C40 Cities is a coalition of cities around the world leading the way to a more sustainable future. (Logo: c40.org)
C40 Cities is a coalition of cities around the world leading the way to a more sustainable future. (Logo: c40.org)

The C40 roster includes a number of Nashville’s peer cities: Austin, New Orleans, Portland, San Francisco, Seattle—but sadly Nashville is nowhere to be found, and we’ve seen little evidence that Metro’s leadership is doing much in the way of its own forward post-pandemic thinking. An unintentionally depressing Tennessean article this week headlined  “A new, ‘New Nashville’ is emerging as city slowly reawakens” ticked off all of the commercial real estate and tourist development projects that have continued apace while we’ve been inside binging Netflix. Conspicuously absent: the slightest hint that anything in the way of a re-envisioned future for the city is on anyone’s drawing board in the public or private sector.

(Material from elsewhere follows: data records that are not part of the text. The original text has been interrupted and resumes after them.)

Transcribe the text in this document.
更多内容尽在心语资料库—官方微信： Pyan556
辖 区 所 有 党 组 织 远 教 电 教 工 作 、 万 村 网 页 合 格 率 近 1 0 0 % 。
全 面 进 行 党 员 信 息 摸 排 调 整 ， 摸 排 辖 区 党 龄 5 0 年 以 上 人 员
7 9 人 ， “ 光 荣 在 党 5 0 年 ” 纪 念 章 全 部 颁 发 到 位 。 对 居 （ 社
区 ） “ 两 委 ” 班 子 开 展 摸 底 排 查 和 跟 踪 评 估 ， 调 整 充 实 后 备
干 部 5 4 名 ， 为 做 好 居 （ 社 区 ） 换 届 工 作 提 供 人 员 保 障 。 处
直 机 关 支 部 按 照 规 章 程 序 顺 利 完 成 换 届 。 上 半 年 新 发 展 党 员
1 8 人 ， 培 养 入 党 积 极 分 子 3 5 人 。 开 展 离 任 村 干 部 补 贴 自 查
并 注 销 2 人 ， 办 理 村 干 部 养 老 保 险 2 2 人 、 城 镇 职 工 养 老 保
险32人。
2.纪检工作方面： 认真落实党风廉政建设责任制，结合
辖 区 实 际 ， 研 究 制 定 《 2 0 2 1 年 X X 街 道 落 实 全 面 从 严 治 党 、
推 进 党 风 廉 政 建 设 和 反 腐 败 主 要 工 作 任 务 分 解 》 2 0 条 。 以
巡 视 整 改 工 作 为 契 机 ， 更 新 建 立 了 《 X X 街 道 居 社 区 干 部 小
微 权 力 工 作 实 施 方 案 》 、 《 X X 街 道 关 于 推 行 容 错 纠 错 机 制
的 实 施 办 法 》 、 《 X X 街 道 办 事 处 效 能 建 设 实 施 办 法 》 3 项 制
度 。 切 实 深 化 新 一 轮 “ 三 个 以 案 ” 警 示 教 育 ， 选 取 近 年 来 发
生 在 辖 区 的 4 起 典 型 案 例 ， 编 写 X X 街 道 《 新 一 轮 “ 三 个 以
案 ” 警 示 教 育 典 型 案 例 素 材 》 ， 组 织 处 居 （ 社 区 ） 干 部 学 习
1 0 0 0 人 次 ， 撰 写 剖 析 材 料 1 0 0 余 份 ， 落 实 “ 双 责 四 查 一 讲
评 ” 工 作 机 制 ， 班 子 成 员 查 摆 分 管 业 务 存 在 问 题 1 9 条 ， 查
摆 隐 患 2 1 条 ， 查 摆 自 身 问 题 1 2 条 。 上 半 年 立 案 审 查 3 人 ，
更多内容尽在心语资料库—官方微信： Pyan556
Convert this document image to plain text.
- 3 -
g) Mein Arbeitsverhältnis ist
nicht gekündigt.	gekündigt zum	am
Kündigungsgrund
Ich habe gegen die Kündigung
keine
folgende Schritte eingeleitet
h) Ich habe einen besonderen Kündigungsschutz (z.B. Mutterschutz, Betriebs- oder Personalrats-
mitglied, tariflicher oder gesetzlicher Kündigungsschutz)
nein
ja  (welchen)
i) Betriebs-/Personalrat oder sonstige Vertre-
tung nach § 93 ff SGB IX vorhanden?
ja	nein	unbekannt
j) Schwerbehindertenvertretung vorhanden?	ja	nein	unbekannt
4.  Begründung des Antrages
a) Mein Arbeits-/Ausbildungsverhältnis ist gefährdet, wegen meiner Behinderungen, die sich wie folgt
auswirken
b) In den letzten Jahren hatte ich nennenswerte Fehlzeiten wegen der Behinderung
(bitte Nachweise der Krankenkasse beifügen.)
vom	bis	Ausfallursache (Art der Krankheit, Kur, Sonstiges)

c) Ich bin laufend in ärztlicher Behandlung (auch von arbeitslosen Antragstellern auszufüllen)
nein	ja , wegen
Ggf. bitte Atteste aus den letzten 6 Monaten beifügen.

I will grant that there is another side to futurism—an argument that predicting what comes after is a sucker’s game. Intellectual historian Mark Lilla, waxing erudite in a New York Times piece last week titled “No One Knows What is Going to Happen,” declares that “the post-COVID future doesn’t exist. It will exist only after we have made it.” The pandemic may remind us “just how great a responsibility we bear toward the future,” he writes, but it also highlights “how inadequate our knowledge is for making wise decisions and anticipating consequences.”

I’m calling bullshit on Professor Lilla. Prediction is hard and errors are inevitable, but what we make tomorrow is inescapably propelled by what we anticipate today. (As an aside, check out this fascinating compendium of brief takes on the future of cities by a dozen global experts in urban policy.) Years from now we’ll fondly recall mayors and governors who navigated a formidable crisis with rational competence and good will, and good on ‘em. Personally, I’m more interested in the ones we won’t just recall, but will actively celebrate because they had the vision to realize that while steering white-knuckled through the icebergs, great leaders find the time and seize the opportunity to reimagine the destination.